Sprinkle whole nibs into shakes, yogurts, frozen treats, baked goods, oatmeals, cereals, homemade energy balls, trail mixes, or just eat a handful! Grind it up and add to any of the above, or mix with coffee, warmed nut milk, a homemade barbeque sauce or mole, mix in a steak rub. 

         Keep it easy by sprinkling them on everyday foods that might taste good with a bit of chocolaty flavor, or bust out your inner chef and get creative! I have seen recipes for them in marmalades, dressings, even pizzas, salads, and calamari! Seriously, just do a quick google search and the recipes are endless!

I want to know what your favorite recipes are that you’ve tried, or that you can not wait to try! Share how you use cacao in the comments. Stay tuned as I am feeling inspired and might expand my cooking horizons soon!
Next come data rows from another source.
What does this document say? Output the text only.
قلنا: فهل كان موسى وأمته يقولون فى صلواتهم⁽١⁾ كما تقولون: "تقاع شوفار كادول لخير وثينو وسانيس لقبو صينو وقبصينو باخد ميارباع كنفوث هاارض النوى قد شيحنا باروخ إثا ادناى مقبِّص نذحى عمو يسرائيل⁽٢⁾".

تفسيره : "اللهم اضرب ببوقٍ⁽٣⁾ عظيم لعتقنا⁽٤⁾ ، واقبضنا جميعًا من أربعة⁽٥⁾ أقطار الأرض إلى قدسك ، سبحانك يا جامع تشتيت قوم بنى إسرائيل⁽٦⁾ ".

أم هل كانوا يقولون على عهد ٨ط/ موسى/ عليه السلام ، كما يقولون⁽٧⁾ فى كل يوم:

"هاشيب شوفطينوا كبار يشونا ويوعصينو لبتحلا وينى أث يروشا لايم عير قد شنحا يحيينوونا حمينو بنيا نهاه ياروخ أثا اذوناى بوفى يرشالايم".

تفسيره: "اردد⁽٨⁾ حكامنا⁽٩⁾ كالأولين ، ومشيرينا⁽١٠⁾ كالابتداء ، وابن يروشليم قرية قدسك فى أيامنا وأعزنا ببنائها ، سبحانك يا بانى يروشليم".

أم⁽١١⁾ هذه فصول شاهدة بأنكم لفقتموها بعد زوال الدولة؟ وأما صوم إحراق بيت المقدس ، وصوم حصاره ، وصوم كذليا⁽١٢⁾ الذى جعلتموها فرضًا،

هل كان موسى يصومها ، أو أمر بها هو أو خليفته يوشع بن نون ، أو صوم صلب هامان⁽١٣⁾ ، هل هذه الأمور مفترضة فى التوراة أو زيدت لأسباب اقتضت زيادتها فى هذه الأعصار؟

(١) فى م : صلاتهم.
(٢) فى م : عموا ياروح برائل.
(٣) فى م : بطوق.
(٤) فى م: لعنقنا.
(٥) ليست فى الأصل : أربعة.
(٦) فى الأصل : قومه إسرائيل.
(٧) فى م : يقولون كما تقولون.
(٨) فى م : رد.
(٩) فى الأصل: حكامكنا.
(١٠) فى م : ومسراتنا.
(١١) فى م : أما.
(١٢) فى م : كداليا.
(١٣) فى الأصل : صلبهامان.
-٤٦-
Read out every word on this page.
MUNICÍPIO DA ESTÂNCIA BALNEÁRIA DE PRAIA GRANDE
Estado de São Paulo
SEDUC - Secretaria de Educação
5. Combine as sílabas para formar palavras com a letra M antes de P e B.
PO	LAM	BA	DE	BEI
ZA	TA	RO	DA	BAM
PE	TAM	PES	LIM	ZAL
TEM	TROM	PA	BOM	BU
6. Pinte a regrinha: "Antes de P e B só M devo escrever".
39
(P.S. Wanting to know where you can get these glorious nibs? A quick Amazon search will find you plenty, however, I have found organic raw cacao nibs at my local grocer in the bulk bins. Do a bit of searching on your phone when you are at the store next time and you’ll be sure to find a price that matches your budget. )

*Some of the info here came from this study. This government site has a ton of great studies of all kinds! It’s one of my favorite places to search for the validity of claims in articles just like mine! 


*I am not a doctor nor a Registered Dietician. Always check with your physician before making any dietary changes.